Le serveur s'occupe du NAT avec iptables, je suis obligé de m'occuper du firewall et du NAT en même temps puisqu'ils sont complémentaire pour se connecter à internet. Enfin j'ai peut-être mal interpreté ta phrase.

Je vais retenter l'aventure dans quelques jours et essayer ce que scherz0 m'a conseillé. Merci à vous deux et je vous tient au courrant.

Bonne jounrée.

----------

## scherz0

 *Jamesbch wrote:*   

> 
> 
> Comme tu le dis scherz0, en effet, les machines clientes dont la mienne sont sous Windows XP (jeux obligent). Je vais essayer comme tu dis.
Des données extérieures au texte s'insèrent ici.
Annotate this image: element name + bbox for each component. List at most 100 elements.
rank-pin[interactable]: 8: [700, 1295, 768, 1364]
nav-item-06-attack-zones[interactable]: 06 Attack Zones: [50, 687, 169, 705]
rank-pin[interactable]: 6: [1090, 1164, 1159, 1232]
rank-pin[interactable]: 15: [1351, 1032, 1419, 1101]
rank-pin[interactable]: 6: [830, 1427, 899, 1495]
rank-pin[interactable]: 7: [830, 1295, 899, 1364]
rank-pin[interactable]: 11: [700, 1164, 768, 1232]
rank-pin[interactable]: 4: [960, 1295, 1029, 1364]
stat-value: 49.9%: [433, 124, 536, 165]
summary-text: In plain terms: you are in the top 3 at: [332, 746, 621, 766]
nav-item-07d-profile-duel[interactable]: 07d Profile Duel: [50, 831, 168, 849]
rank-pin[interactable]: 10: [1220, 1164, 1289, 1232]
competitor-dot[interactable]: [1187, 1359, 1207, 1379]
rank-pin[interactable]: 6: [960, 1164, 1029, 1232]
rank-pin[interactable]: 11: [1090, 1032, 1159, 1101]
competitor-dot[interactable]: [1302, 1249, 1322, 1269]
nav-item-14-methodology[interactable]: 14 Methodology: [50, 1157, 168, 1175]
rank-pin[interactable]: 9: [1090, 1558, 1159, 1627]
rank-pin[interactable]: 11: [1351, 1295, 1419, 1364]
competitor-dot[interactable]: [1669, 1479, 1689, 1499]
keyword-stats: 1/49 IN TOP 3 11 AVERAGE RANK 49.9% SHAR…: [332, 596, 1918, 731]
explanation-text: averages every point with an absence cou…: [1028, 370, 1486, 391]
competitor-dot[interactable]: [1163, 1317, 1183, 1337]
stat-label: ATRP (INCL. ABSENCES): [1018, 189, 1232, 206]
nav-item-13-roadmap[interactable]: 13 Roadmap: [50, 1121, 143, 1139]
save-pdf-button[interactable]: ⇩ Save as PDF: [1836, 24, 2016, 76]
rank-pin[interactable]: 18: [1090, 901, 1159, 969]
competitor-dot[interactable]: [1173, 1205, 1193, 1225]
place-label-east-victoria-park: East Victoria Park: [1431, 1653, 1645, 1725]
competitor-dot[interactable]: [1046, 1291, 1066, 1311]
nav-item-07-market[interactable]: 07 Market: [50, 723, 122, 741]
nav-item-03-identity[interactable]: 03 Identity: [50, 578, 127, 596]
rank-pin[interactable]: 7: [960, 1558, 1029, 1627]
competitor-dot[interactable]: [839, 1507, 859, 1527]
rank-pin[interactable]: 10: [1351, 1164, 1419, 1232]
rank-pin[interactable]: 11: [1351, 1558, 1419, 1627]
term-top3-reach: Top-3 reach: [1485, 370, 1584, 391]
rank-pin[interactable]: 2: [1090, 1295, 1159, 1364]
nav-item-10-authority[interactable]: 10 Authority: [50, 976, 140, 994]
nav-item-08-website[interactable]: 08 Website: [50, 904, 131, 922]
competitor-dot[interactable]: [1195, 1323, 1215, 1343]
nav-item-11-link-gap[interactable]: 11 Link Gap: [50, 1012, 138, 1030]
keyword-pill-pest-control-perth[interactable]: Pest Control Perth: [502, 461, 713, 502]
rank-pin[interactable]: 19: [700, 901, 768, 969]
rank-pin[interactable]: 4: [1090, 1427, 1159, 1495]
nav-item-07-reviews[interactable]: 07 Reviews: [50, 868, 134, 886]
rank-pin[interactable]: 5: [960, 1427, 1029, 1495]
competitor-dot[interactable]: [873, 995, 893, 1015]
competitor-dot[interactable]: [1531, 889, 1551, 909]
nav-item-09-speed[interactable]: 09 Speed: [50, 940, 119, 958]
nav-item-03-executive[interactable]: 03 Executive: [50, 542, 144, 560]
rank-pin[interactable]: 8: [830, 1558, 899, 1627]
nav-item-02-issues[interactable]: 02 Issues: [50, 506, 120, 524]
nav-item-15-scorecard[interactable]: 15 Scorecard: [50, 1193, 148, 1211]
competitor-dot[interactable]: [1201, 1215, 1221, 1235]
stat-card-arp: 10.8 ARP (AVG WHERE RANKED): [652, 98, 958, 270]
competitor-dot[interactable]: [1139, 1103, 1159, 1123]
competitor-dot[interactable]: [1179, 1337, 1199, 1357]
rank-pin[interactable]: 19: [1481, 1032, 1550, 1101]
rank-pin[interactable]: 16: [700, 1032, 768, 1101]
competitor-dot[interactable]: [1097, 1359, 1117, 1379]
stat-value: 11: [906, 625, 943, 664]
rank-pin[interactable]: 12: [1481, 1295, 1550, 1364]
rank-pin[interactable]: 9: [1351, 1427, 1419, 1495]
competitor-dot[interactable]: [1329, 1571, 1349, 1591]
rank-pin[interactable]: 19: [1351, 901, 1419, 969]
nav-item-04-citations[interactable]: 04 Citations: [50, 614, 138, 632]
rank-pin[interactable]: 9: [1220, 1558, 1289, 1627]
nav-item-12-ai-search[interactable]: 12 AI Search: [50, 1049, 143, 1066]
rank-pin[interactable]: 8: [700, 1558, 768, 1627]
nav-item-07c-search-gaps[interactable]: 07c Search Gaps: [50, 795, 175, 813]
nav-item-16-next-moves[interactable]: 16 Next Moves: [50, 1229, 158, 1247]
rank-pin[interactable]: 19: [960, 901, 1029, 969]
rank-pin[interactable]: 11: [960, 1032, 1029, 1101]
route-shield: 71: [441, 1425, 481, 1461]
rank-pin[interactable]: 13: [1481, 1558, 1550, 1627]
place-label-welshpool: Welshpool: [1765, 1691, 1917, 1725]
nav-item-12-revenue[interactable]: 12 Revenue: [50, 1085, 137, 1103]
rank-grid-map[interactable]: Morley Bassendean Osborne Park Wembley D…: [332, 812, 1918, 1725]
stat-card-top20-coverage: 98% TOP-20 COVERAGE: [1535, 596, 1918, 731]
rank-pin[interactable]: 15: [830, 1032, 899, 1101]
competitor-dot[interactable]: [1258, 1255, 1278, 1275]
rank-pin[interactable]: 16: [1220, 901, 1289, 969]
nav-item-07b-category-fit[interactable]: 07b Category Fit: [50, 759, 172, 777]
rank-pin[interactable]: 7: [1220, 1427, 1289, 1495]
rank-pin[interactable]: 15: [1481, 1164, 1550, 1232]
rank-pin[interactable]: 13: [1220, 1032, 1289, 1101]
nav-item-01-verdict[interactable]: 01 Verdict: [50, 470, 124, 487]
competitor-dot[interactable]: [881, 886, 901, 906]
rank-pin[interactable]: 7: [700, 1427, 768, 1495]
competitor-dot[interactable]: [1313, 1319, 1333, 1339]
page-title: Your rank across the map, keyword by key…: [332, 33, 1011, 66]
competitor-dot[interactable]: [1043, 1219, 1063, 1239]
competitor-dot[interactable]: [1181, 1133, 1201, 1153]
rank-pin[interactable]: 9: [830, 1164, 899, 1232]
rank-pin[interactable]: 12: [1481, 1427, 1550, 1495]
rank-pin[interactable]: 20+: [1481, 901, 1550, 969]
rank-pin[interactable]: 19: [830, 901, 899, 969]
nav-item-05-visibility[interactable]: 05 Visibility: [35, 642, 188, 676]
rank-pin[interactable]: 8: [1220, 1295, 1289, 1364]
D'après ce que j'ai vu ACK,FIN c'est un paquet pour fermer une connexion mais pour Windows uniquement ? Enfin j'ai très vite regarder.
> 
> 

 

Non, ça fait partie de TCP, mais je crois que la pile de windows peut éventuellement fermer une connexion déjà fermée.  D'ou le ACK/FIN hors contexte : pour ton firewall, ce paquet ne fait partie d'aucune connexion établie.

 *Quote:*   

> 
> 
> Ce qui concerne les sites je peux deviner à l'intuition que les serveurs WEB utilisé pour les sites sont ceux d'un système Windows peut-être ? ce qui expliquerait pourquoi il faut accepter les ACK. Enfin ce n'est qu'une supposition.
> 
> 

 

Je partage cette intuition  :Wink: 

 *Jamesbch wrote:*   

> 
> 
>  *loopx wrote:*   "Essaie de ne pas jouer avec le firewall, essaie de faire d'abord fonctionner ton NAT" ??? 
> 
> Le serveur s'occupe du NAT avec iptables, je suis obligé de m'occuper du firewall et du NAT en même temps puisqu'ils sont complémentaire pour se connecter à internet. Enfin j'ai peut-être mal interpreté ta phrase.
> ...

 

Est-ce utile de filtrer les paquets sortants ?  Ça complique la mise au point (cf ce problème ACK/FIN).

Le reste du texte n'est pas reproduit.